Al mismo tiempo, me fui dando cuenta de que mis espacios de descanso y esparcimiento también ayudan a nutrir mi espiritualidad. Ver mi película preferida, ir por un helado de mi sabor favorito, tomar una siesta después de arduas horas de trabajo o apartar unos minutos para escuchar música, por ejemplo, son decisiones que pudieran parecer pequeñas, pero que alimentan el corazón desde el amor hacia la propia persona y hacia los demás. 

Una de las cosas más significativas para mí fue darme cuenta de que las soluciones no las podía lograr yo sola, sino que debía encontrarme en espacios con otras personas que quisieran actuar ante las injusticias y problemas sociales. Sólo de esta forma nuestra huella tiene mayor impacto y se vuelve más trascendente. 

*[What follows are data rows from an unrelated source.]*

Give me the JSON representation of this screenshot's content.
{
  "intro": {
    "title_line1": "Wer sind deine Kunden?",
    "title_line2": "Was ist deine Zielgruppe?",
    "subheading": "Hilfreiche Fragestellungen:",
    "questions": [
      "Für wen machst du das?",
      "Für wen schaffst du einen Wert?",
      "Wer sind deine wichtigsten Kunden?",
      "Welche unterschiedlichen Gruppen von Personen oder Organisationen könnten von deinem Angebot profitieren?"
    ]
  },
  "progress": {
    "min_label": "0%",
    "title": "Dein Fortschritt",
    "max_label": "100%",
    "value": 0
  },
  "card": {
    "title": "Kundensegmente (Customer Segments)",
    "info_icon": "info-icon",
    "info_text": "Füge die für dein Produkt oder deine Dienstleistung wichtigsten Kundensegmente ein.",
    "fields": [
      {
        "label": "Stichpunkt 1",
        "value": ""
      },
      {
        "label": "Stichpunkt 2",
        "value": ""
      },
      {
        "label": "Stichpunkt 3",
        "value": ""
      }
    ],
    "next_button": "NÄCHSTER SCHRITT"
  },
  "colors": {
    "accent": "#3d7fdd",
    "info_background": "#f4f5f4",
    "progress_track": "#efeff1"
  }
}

Una última reflexión que me queda, tras mi tiempo como voluntaria, es que el ser servicial con aquellas personas que lo necesitan no nos hace mejores personas que ellas y ellos, pues somos iguales. Si bien es evidente que hay personas que viven con carencias económicas, sociales y políticas bastante evidentes, quienes decidimos ayudar también tenemos otro tipo de carencias, muchas veces en el corazón. Atender al llamado desde la humildad es lo que hace el voluntariado una experiencia expansiva. 

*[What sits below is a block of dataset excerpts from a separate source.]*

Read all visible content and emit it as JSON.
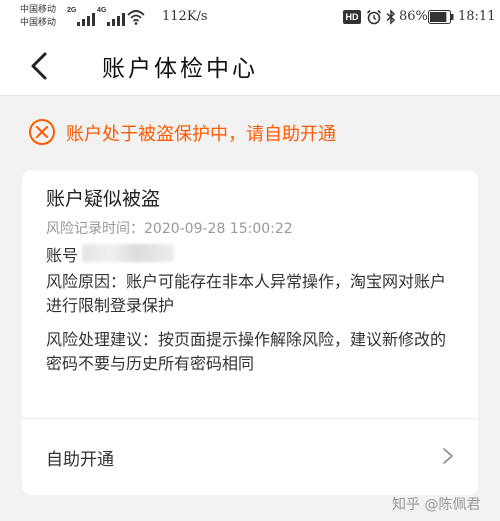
{
  "status_bar": {
    "carrier_1": "中国移动",
    "carrier_2": "中国移动",
    "signal_1_tag": "2G",
    "signal_2_tag": "4G",
    "net_speed": "112K/s",
    "hd_badge": "HD",
    "battery_percent": "86%",
    "battery_level": 0.86,
    "time": "18:11",
    "icons": [
      "signal-icon",
      "wifi-icon",
      "alarm-icon",
      "bluetooth-icon",
      "battery-icon"
    ]
  },
  "header": {
    "back_icon": "chevron-left-icon",
    "title": "账户体检中心"
  },
  "alert": {
    "icon": "close-circle-icon",
    "text": "账户处于被盗保护中，请自助开通"
  },
  "card": {
    "title": "账户疑似被盗",
    "record_time_label": "风险记录时间：",
    "record_time_value": "2020-09-28 15:00:22",
    "account_label": "账号",
    "reason": "风险原因：账户可能存在非本人异常操作，淘宝网对账户进行限制登录保护",
    "advice": "风险处理建议：按页面提示操作解除风险，建议新修改的密码不要与历史所有密码相同",
    "action_label": "自助开通",
    "action_icon": "chevron-right-icon"
  },
  "watermark": "知乎 @陈佩君",
  "colors": {
    "accent": "#ff5a00",
    "background": "#f2f2f2",
    "card": "#ffffff",
    "muted_text": "#999999"
  }
}
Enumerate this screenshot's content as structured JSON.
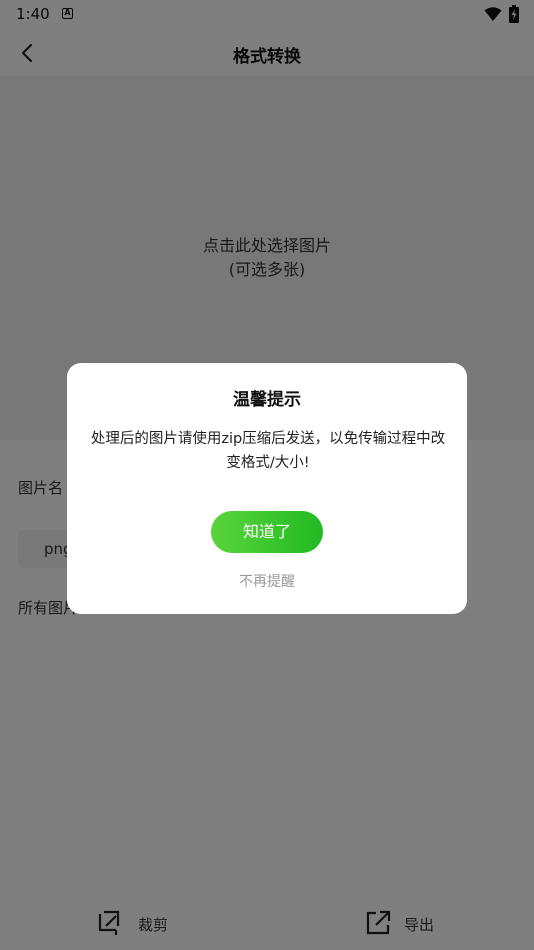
{
  "status_bar": {
    "time": "1:40",
    "notification_letter": "A"
  },
  "header": {
    "title": "格式转换",
    "back_icon": "chevron-left-icon"
  },
  "picker": {
    "line1": "点击此处选择图片",
    "line2": "(可选多张)"
  },
  "settings": {
    "image_name_label": "图片名",
    "format_value": "png",
    "all_images_label": "所有图片"
  },
  "bottom_bar": {
    "crop_label": "裁剪",
    "export_label": "导出"
  },
  "dialog": {
    "title": "温馨提示",
    "message": "处理后的图片请使用zip压缩后发送，以免传输过程中改变格式/大小!",
    "ok_label": "知道了",
    "no_remind_label": "不再提醒"
  },
  "colors": {
    "accent_green": "#22b922",
    "overlay": "rgba(0,0,0,0.5)"
  }
}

Comparto esto con la intención de invitar a las personas que se sientan identificadas con todas aquellas sensaciones y emociones que yo tuve en algún punto, a buscar espacios físicos y/o virtuales que alivianen un poco el corazón: esas mismas emociones de impotencia y frustración fueron las que me llevaron a conectar desde la solidaridad, la empatía y el coraje para hacer cambios. Los problemas e injusticias sociales no descansaron, pero la situación de la pandemia nos ha llevado a ser más flexibles y a ponernos creativos. No podremos seguir haciendo las cosas igual que antes, pero eso no significa tener que quedarnos sin hacer algo al respecto. 

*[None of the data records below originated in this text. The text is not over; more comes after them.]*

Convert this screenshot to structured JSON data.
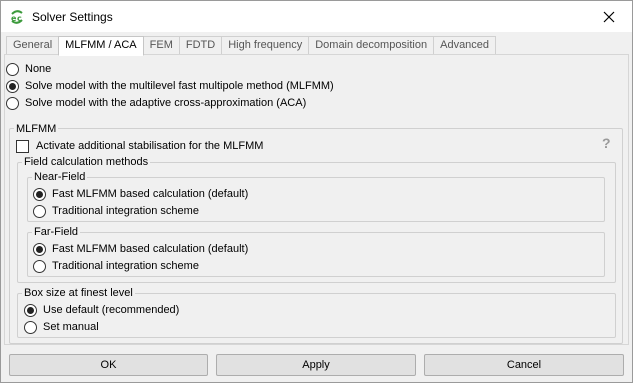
{
  "window": {
    "title": "Solver Settings"
  },
  "icons": {
    "app": "cadfeko-icon",
    "close": "close-icon",
    "help": "help-icon"
  },
  "tabs": [
    {
      "label": "General",
      "active": false
    },
    {
      "label": "MLFMM / ACA",
      "active": true
    },
    {
      "label": "FEM",
      "active": false
    },
    {
      "label": "FDTD",
      "active": false
    },
    {
      "label": "High frequency",
      "active": false
    },
    {
      "label": "Domain decomposition",
      "active": false
    },
    {
      "label": "Advanced",
      "active": false
    }
  ],
  "method": {
    "options": [
      {
        "label": "None",
        "checked": false
      },
      {
        "label": "Solve model with the multilevel fast multipole method (MLFMM)",
        "checked": true
      },
      {
        "label": "Solve model with the adaptive cross-approximation (ACA)",
        "checked": false
      }
    ]
  },
  "mlfmm": {
    "title": "MLFMM",
    "stabilisation": {
      "label": "Activate additional stabilisation for the MLFMM",
      "checked": false
    },
    "help_glyph": "?",
    "field_calc": {
      "title": "Field calculation methods",
      "near": {
        "title": "Near-Field",
        "options": [
          {
            "label": "Fast MLFMM based calculation (default)",
            "checked": true
          },
          {
            "label": "Traditional integration scheme",
            "checked": false
          }
        ]
      },
      "far": {
        "title": "Far-Field",
        "options": [
          {
            "label": "Fast MLFMM based calculation (default)",
            "checked": true
          },
          {
            "label": "Traditional integration scheme",
            "checked": false
          }
        ]
      }
    },
    "box_size": {
      "title": "Box size at finest level",
      "options": [
        {
          "label": "Use default (recommended)",
          "checked": true
        },
        {
          "label": "Set manual",
          "checked": false
        }
      ]
    }
  },
  "buttons": {
    "ok": "OK",
    "apply": "Apply",
    "cancel": "Cancel"
  },
  "colors": {
    "accent": "#3c9a3c",
    "window_bg": "#f0f0f0",
    "titlebar_bg": "#ffffff"
  }
}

Uno de los regalos más bellos que me dio el ITESO, y que sigo atesorando en mi corazón, es experimentar el poder que tiene el hacer comunidad, es decir, dejarte acompañar por otras personas y nutrir el alma desde el amor. Al final, pude darme cuenta de que Dios sí está en cada rincón del mundo. Veo que se hace presente a través de la mirada del otro, del marginado, del oprimido y del violentado. Lo encontramos allá afuera, en las calles, en el convivir y en el compartir, pero para ir a hacer, primero hay que ser.